The coronavirus disease 2019 (COVID-19) outbreak has markedly influenced endoscopic patterns. Endoscopic retrograde cholangiopancreatography (ERCP) is an essential technique for pancreatobiliary disease but increases the risk of exposure to virus-containing body fluid; however, the impact of COVID-19 on ERCP is unknown.

Research motivation

Unlike upper endoscopy and colonoscopy, pancreatobiliary disorders such as bile duct obstruction or associated cholangitis usually require urgent treatment. However, endoscopy can cause human-to-human viral transmission by producing massive aerosol droplets throughout the procedure, particularly during therapeutic interventions such as ERCP. Due to the lack of experience and the highly contagious features of COVID-19, all measures to stop the viral spread in and outside the hospital were prioritized.

Research objectives

This study aimed to compare and to analyze the change in the number of ERCP procedures, causes, and clinical outcomes of emergency ERCP between pre-COVID-19 and during the COVID-19 outbreak in Daegu city, the worst-hit area in South Korea.

Research methods

This retrospective cohort study included patients aged ≥ 18 years who underwent ERCP between February 18 and March 28, 2020, at a tertiary hospital.
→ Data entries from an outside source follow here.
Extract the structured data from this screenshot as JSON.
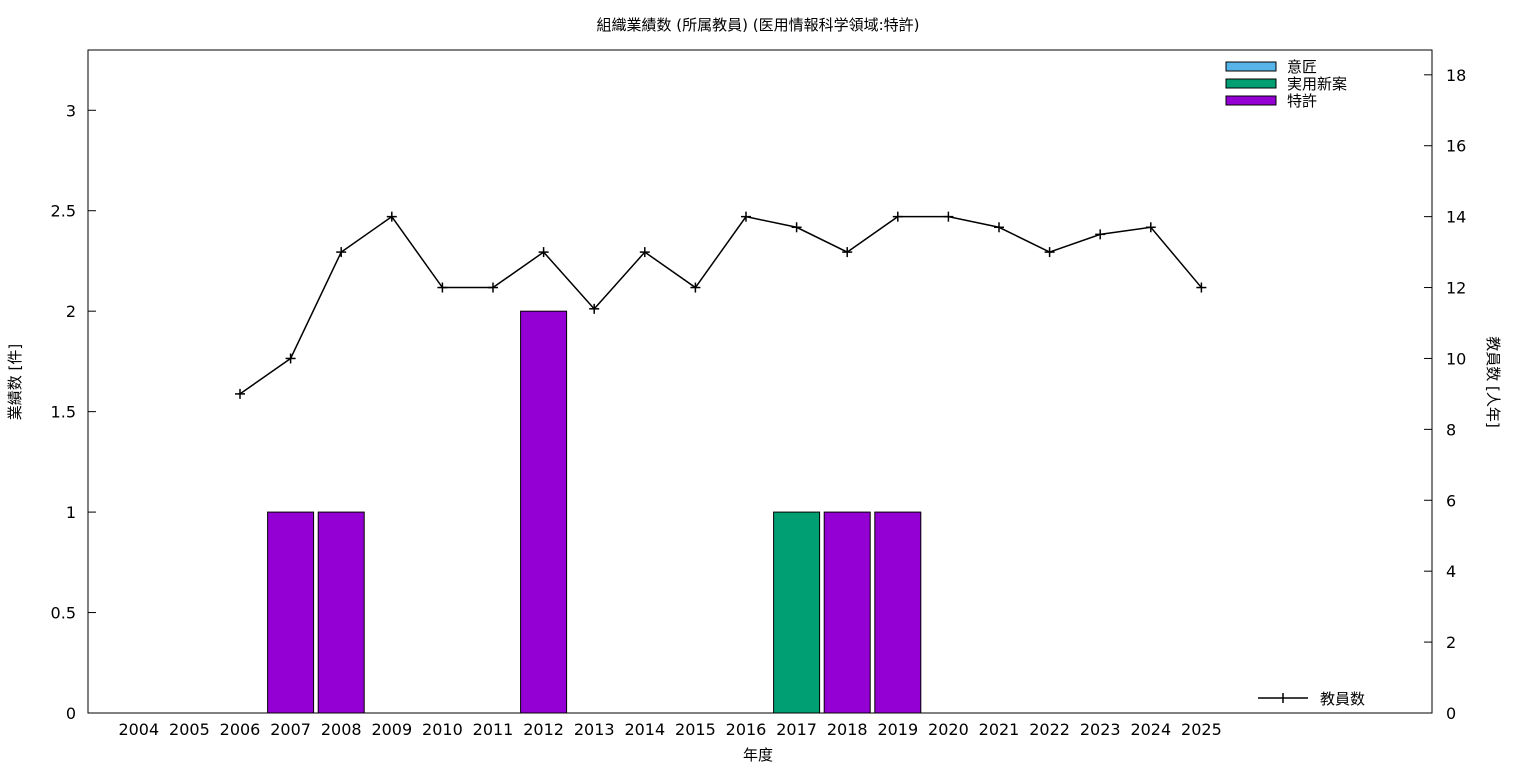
{
  "chart_data": {
    "type": "bar",
    "title": "組織業績数 (所属教員) (医用情報科学領域:特許)",
    "xlabel": "年度",
    "ylabel": "業績数 [件]",
    "y2label": "教員数 [人年]",
    "categories": [
      "2004",
      "2005",
      "2006",
      "2007",
      "2008",
      "2009",
      "2010",
      "2011",
      "2012",
      "2013",
      "2014",
      "2015",
      "2016",
      "2017",
      "2018",
      "2019",
      "2020",
      "2021",
      "2022",
      "2023",
      "2024",
      "2025"
    ],
    "ylim": [
      0,
      3.3
    ],
    "y2lim": [
      0,
      18.7
    ],
    "yticks": [
      0,
      0.5,
      1,
      1.5,
      2,
      2.5,
      3
    ],
    "yticklabels": [
      "0",
      "0.5",
      "1",
      "1.5",
      "2",
      "2.5",
      "3"
    ],
    "y2ticks": [
      0,
      2,
      4,
      6,
      8,
      10,
      12,
      14,
      16,
      18
    ],
    "y2ticklabels": [
      "0",
      "2",
      "4",
      "6",
      "8",
      "10",
      "12",
      "14",
      "16",
      "18"
    ],
    "legend_position": "top-right",
    "series": [
      {
        "name": "意匠",
        "color": "#56b4e9",
        "values": [
          0,
          0,
          0,
          0,
          0,
          0,
          0,
          0,
          0,
          0,
          0,
          0,
          0,
          0,
          0,
          0,
          0,
          0,
          0,
          0,
          0,
          0
        ]
      },
      {
        "name": "実用新案",
        "color": "#009e73",
        "values": [
          0,
          0,
          0,
          0,
          0,
          0,
          0,
          0,
          0,
          0,
          0,
          0,
          0,
          1,
          0,
          0,
          0,
          0,
          0,
          0,
          0,
          0
        ]
      },
      {
        "name": "特許",
        "color": "#9400d3",
        "values": [
          0,
          0,
          0,
          1,
          1,
          0,
          0,
          0,
          2,
          0,
          0,
          0,
          0,
          0,
          1,
          1,
          0,
          0,
          0,
          0,
          0,
          0
        ]
      }
    ],
    "line_series": {
      "name": "教員数",
      "color": "#000000",
      "axis": "y2",
      "x": [
        "2006",
        "2007",
        "2008",
        "2009",
        "2010",
        "2011",
        "2012",
        "2013",
        "2014",
        "2015",
        "2016",
        "2017",
        "2018",
        "2019",
        "2020",
        "2021",
        "2022",
        "2023",
        "2024",
        "2025"
      ],
      "values": [
        9,
        10,
        13,
        14,
        12,
        12,
        13,
        11.4,
        13,
        12,
        14,
        13.7,
        13,
        14,
        14,
        13.7,
        13,
        13.5,
        13.7,
        12
      ]
    }
  }
}
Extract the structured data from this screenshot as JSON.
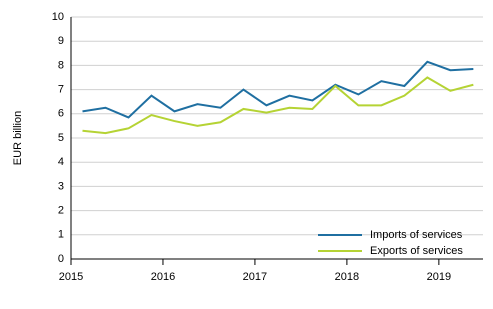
{
  "chart_data": {
    "type": "line",
    "y_label": "EUR billion",
    "x": [
      2015.125,
      2015.375,
      2015.625,
      2015.875,
      2016.125,
      2016.375,
      2016.625,
      2016.875,
      2017.125,
      2017.375,
      2017.625,
      2017.875,
      2018.125,
      2018.375,
      2018.625,
      2018.875,
      2019.125,
      2019.375
    ],
    "series": [
      {
        "name": "Imports of services",
        "color": "#1f6fa1",
        "values": [
          6.1,
          6.25,
          5.85,
          6.75,
          6.1,
          6.4,
          6.25,
          7.0,
          6.35,
          6.75,
          6.55,
          7.2,
          6.8,
          7.35,
          7.15,
          8.15,
          7.8,
          7.85
        ]
      },
      {
        "name": "Exports of services",
        "color": "#b5d334",
        "values": [
          5.3,
          5.2,
          5.4,
          5.95,
          5.7,
          5.5,
          5.65,
          6.2,
          6.05,
          6.25,
          6.2,
          7.15,
          6.35,
          6.35,
          6.75,
          7.5,
          6.95,
          7.2
        ]
      }
    ],
    "xlim": [
      2015,
      2019.48
    ],
    "xticks": [
      2015,
      2016,
      2017,
      2018,
      2019
    ],
    "ylim": [
      0,
      10
    ],
    "yticks": [
      0,
      1,
      2,
      3,
      4,
      5,
      6,
      7,
      8,
      9,
      10
    ],
    "grid": true,
    "legend": "lower right"
  }
}
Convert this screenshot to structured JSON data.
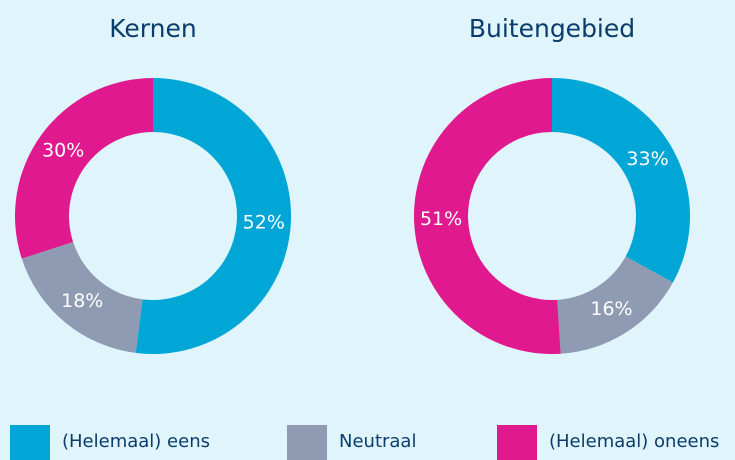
{
  "chart_data": [
    {
      "type": "donut",
      "title": "Kernen",
      "categories": [
        "(Helemaal) eens",
        "Neutraal",
        "(Helemaal) oneens"
      ],
      "values": [
        52,
        18,
        30
      ],
      "value_labels": [
        "52%",
        "18%",
        "30%"
      ],
      "colors": [
        "#00a6d6",
        "#8e9bb2",
        "#e0198e"
      ]
    },
    {
      "type": "donut",
      "title": "Buitengebied",
      "categories": [
        "(Helemaal) eens",
        "Neutraal",
        "(Helemaal) oneens"
      ],
      "values": [
        33,
        16,
        51
      ],
      "value_labels": [
        "33%",
        "16%",
        "51%"
      ],
      "colors": [
        "#00a6d6",
        "#8e9bb2",
        "#e0198e"
      ]
    }
  ]
}
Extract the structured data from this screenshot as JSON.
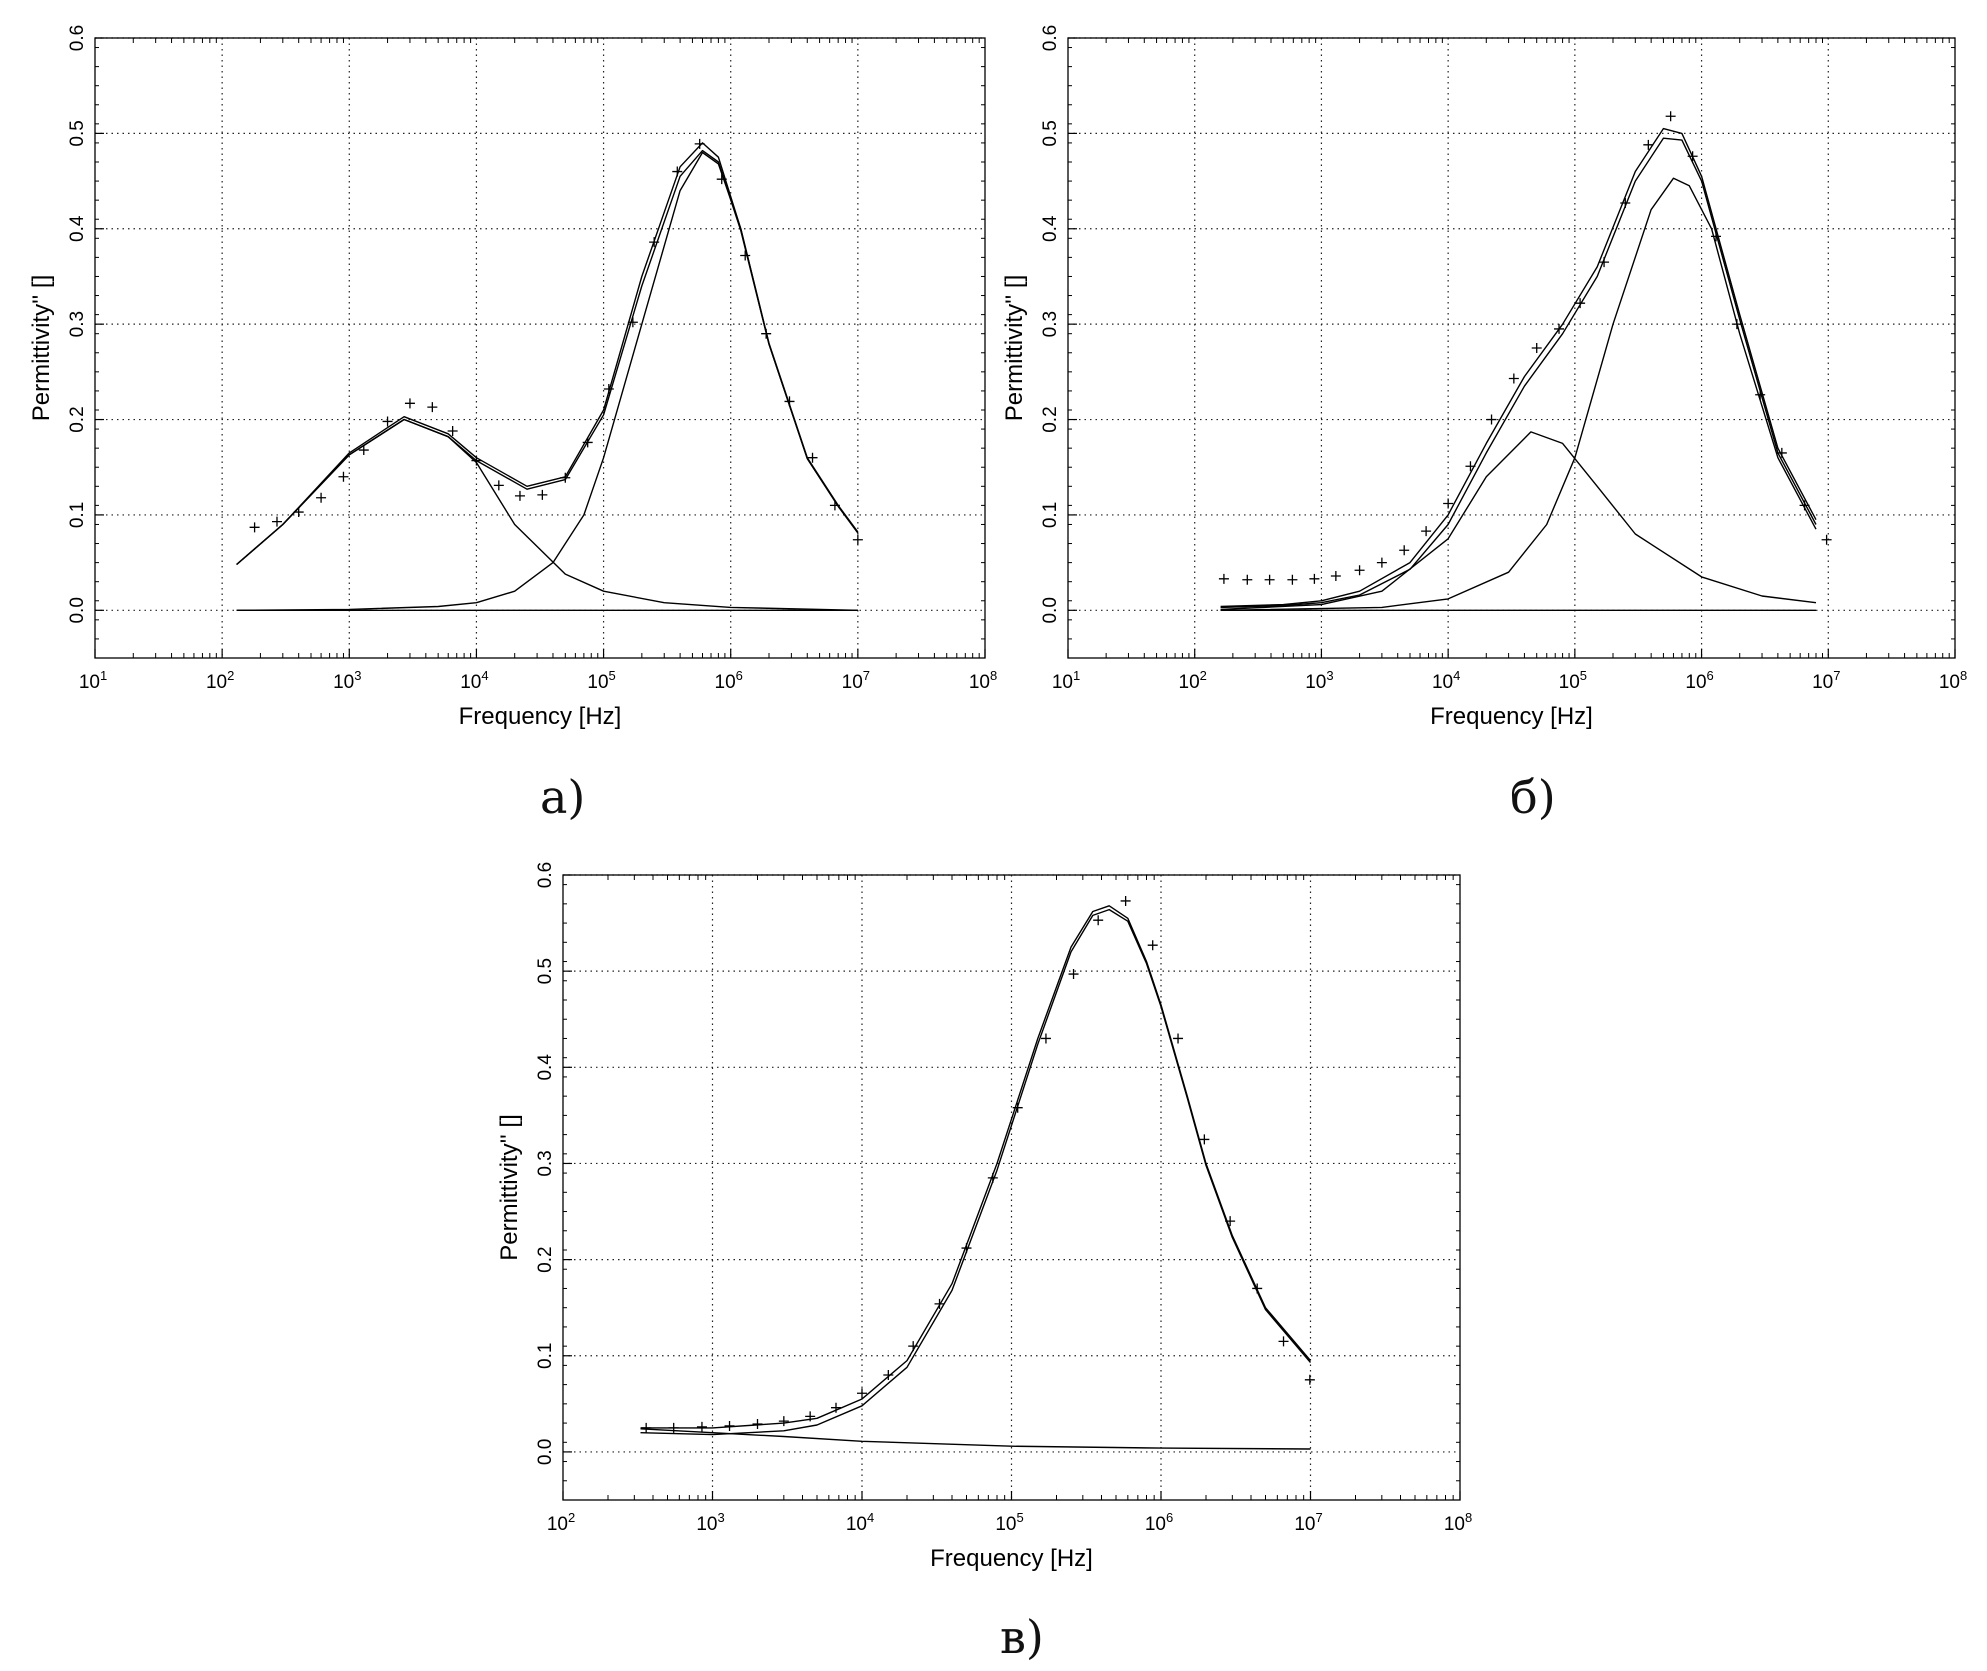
{
  "panel_labels": [
    "а)",
    "б)",
    "в)"
  ],
  "chart_data": [
    {
      "type": "scatter",
      "panel": "а)",
      "xlabel": "Frequency [Hz]",
      "ylabel": "Permittivity'' []",
      "xscale": "log",
      "xlim": [
        10,
        100000000
      ],
      "ylim": [
        -0.05,
        0.6
      ],
      "x_tick_exponents": [
        1,
        2,
        3,
        4,
        5,
        6,
        7,
        8
      ],
      "y_ticks": [
        "0.0",
        "0.1",
        "0.2",
        "0.3",
        "0.4",
        "0.5",
        "0.6"
      ],
      "grid": true,
      "legend": "none",
      "series": [
        {
          "kind": "points",
          "x": [
            180,
            270,
            400,
            600,
            900,
            1300,
            2000,
            3000,
            4500,
            6500,
            10000,
            15000,
            22000,
            33000,
            50000,
            75000,
            110000,
            170000,
            250000,
            380000,
            570000,
            850000,
            1300000,
            1900000,
            2900000,
            4400000,
            6600000,
            10000000
          ],
          "y": [
            0.087,
            0.093,
            0.103,
            0.118,
            0.14,
            0.168,
            0.198,
            0.217,
            0.213,
            0.188,
            0.157,
            0.131,
            0.12,
            0.121,
            0.139,
            0.176,
            0.232,
            0.302,
            0.386,
            0.46,
            0.489,
            0.452,
            0.372,
            0.29,
            0.219,
            0.16,
            0.11,
            0.074
          ]
        },
        {
          "kind": "curve",
          "x": [
            130,
            300,
            1000,
            2700,
            6000,
            10000,
            25000,
            50000,
            100000,
            200000,
            400000,
            600000,
            800000,
            1200000,
            2000000,
            4000000,
            7000000,
            10000000
          ],
          "y": [
            0.048,
            0.09,
            0.165,
            0.203,
            0.185,
            0.16,
            0.13,
            0.14,
            0.21,
            0.35,
            0.465,
            0.49,
            0.475,
            0.4,
            0.28,
            0.16,
            0.11,
            0.082
          ]
        },
        {
          "kind": "curve",
          "x": [
            130,
            300,
            1000,
            2700,
            6000,
            10000,
            25000,
            50000,
            100000,
            200000,
            400000,
            600000,
            800000,
            1200000,
            2000000,
            4000000,
            7000000,
            10000000
          ],
          "y": [
            0.048,
            0.09,
            0.163,
            0.2,
            0.182,
            0.157,
            0.127,
            0.137,
            0.205,
            0.34,
            0.455,
            0.482,
            0.47,
            0.398,
            0.279,
            0.159,
            0.109,
            0.081
          ]
        },
        {
          "kind": "curve",
          "x": [
            130,
            300,
            1000,
            2700,
            6000,
            10000,
            20000,
            50000,
            100000,
            300000,
            1000000,
            10000000
          ],
          "y": [
            0.048,
            0.09,
            0.163,
            0.2,
            0.182,
            0.155,
            0.09,
            0.038,
            0.02,
            0.008,
            0.003,
            0.0
          ]
        },
        {
          "kind": "curve",
          "x": [
            130,
            1000,
            5000,
            10000,
            20000,
            40000,
            70000,
            100000,
            200000,
            400000,
            600000,
            800000,
            1200000,
            2000000,
            4000000,
            7000000,
            10000000
          ],
          "y": [
            0.0,
            0.001,
            0.004,
            0.008,
            0.02,
            0.05,
            0.1,
            0.16,
            0.3,
            0.44,
            0.48,
            0.468,
            0.4,
            0.279,
            0.159,
            0.109,
            0.081
          ]
        },
        {
          "kind": "curve",
          "x": [
            130,
            10000000
          ],
          "y": [
            0.0,
            0.0
          ]
        }
      ]
    },
    {
      "type": "scatter",
      "panel": "б)",
      "xlabel": "Frequency [Hz]",
      "ylabel": "Permittivity'' []",
      "xscale": "log",
      "xlim": [
        10,
        100000000
      ],
      "ylim": [
        -0.05,
        0.6
      ],
      "x_tick_exponents": [
        1,
        2,
        3,
        4,
        5,
        6,
        7,
        8
      ],
      "y_ticks": [
        "0.0",
        "0.1",
        "0.2",
        "0.3",
        "0.4",
        "0.5",
        "0.6"
      ],
      "grid": true,
      "legend": "none",
      "series": [
        {
          "kind": "points",
          "x": [
            170,
            260,
            390,
            590,
            880,
            1300,
            2000,
            3000,
            4500,
            6700,
            10000,
            15000,
            22000,
            33000,
            50000,
            75000,
            110000,
            170000,
            250000,
            380000,
            570000,
            850000,
            1300000,
            1900000,
            2900000,
            4300000,
            6500000,
            9700000
          ],
          "y": [
            0.033,
            0.032,
            0.032,
            0.032,
            0.033,
            0.036,
            0.042,
            0.05,
            0.063,
            0.083,
            0.112,
            0.151,
            0.2,
            0.243,
            0.275,
            0.295,
            0.322,
            0.365,
            0.427,
            0.488,
            0.518,
            0.476,
            0.392,
            0.3,
            0.226,
            0.165,
            0.11,
            0.074
          ]
        },
        {
          "kind": "curve",
          "x": [
            160,
            500,
            1000,
            2000,
            5000,
            10000,
            20000,
            40000,
            80000,
            150000,
            300000,
            500000,
            700000,
            1000000,
            2000000,
            4000000,
            8000000
          ],
          "y": [
            0.004,
            0.006,
            0.01,
            0.02,
            0.05,
            0.1,
            0.175,
            0.245,
            0.3,
            0.36,
            0.46,
            0.505,
            0.5,
            0.455,
            0.31,
            0.17,
            0.095
          ]
        },
        {
          "kind": "curve",
          "x": [
            160,
            500,
            1000,
            2000,
            5000,
            10000,
            20000,
            40000,
            80000,
            150000,
            300000,
            500000,
            700000,
            1000000,
            2000000,
            4000000,
            8000000
          ],
          "y": [
            0.003,
            0.005,
            0.008,
            0.016,
            0.043,
            0.09,
            0.165,
            0.235,
            0.29,
            0.35,
            0.45,
            0.495,
            0.493,
            0.45,
            0.305,
            0.165,
            0.09
          ]
        },
        {
          "kind": "curve",
          "x": [
            160,
            1000,
            3000,
            10000,
            20000,
            45000,
            80000,
            150000,
            300000,
            1000000,
            3000000,
            8000000
          ],
          "y": [
            0.001,
            0.006,
            0.02,
            0.075,
            0.14,
            0.187,
            0.175,
            0.13,
            0.08,
            0.035,
            0.015,
            0.008
          ]
        },
        {
          "kind": "curve",
          "x": [
            160,
            3000,
            10000,
            30000,
            60000,
            100000,
            200000,
            400000,
            600000,
            800000,
            1200000,
            2000000,
            4000000,
            8000000
          ],
          "y": [
            0.0,
            0.003,
            0.012,
            0.04,
            0.09,
            0.16,
            0.3,
            0.42,
            0.453,
            0.445,
            0.4,
            0.29,
            0.16,
            0.085
          ]
        },
        {
          "kind": "curve",
          "x": [
            160,
            8000000
          ],
          "y": [
            0.0,
            0.0
          ]
        }
      ]
    },
    {
      "type": "scatter",
      "panel": "в)",
      "xlabel": "Frequency [Hz]",
      "ylabel": "Permittivity'' []",
      "xscale": "log",
      "xlim": [
        100,
        100000000
      ],
      "ylim": [
        -0.05,
        0.6
      ],
      "x_tick_exponents": [
        2,
        3,
        4,
        5,
        6,
        7,
        8
      ],
      "y_ticks": [
        "0.0",
        "0.1",
        "0.2",
        "0.3",
        "0.4",
        "0.5",
        "0.6"
      ],
      "grid": true,
      "legend": "none",
      "series": [
        {
          "kind": "points",
          "x": [
            360,
            550,
            850,
            1300,
            2000,
            3000,
            4500,
            6700,
            10000,
            15000,
            22000,
            33000,
            50000,
            75000,
            110000,
            170000,
            260000,
            380000,
            580000,
            880000,
            1300000,
            1950000,
            2900000,
            4400000,
            6600000,
            9900000
          ],
          "y": [
            0.025,
            0.025,
            0.026,
            0.027,
            0.029,
            0.032,
            0.037,
            0.046,
            0.061,
            0.08,
            0.11,
            0.154,
            0.212,
            0.285,
            0.358,
            0.43,
            0.497,
            0.553,
            0.573,
            0.527,
            0.43,
            0.325,
            0.24,
            0.17,
            0.115,
            0.075
          ]
        },
        {
          "kind": "curve",
          "x": [
            330,
            1000,
            3000,
            5000,
            10000,
            20000,
            40000,
            80000,
            150000,
            250000,
            350000,
            450000,
            600000,
            800000,
            1000000,
            1500000,
            2000000,
            3000000,
            5000000,
            10000000
          ],
          "y": [
            0.025,
            0.025,
            0.03,
            0.035,
            0.055,
            0.095,
            0.175,
            0.3,
            0.43,
            0.525,
            0.562,
            0.568,
            0.555,
            0.51,
            0.465,
            0.37,
            0.3,
            0.225,
            0.15,
            0.095
          ]
        },
        {
          "kind": "curve",
          "x": [
            330,
            1000,
            3000,
            5000,
            10000,
            20000,
            40000,
            80000,
            150000,
            250000,
            350000,
            450000,
            600000,
            800000,
            1000000,
            1500000,
            2000000,
            3000000,
            5000000,
            10000000
          ],
          "y": [
            0.02,
            0.018,
            0.022,
            0.028,
            0.048,
            0.088,
            0.168,
            0.293,
            0.424,
            0.52,
            0.558,
            0.564,
            0.552,
            0.508,
            0.463,
            0.368,
            0.298,
            0.223,
            0.148,
            0.093
          ]
        },
        {
          "kind": "curve",
          "x": [
            330,
            1000,
            3000,
            10000,
            100000,
            1000000,
            10000000
          ],
          "y": [
            0.024,
            0.02,
            0.016,
            0.011,
            0.006,
            0.004,
            0.003
          ]
        }
      ]
    }
  ]
}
Baseline demographics, causes of an ER visit, blood chemistry, ERCP indications, and endoscopic details relevant to ERCP were collected and compared with those from the same period in 2018 and 2019 as control groups.

Research results

The number of ERCP procedures in 2018 and 2019 decreased by 20.2% and 56.6%, respectively, compared with that in 2020 (P < 0.01); among the 113 emergency ERCPs, the observed numbers in 2018 (n = 42) and 2019 (n = 55) dramatically dropped by 61.9% and 70.9%, respectively, compared with that in 2020 (n = 16). No case of ERCP-related infection has been reported in medical providers or other patients.

Research conclusions

The COVID-19 outbreak significantly reduced the number of ERCPs; however, no difference was observed in the indications and endoscopic interventions before and during the COVID-19 outbreak.

Research perspectives

All emergency ERCP procedures were performed safely without causing any viral infection in our endoscopy center. However, a long-term follow-up is warranted to observe the clinical outcomes of ERCP procedures after the cessation of the COVID-19 outbreak.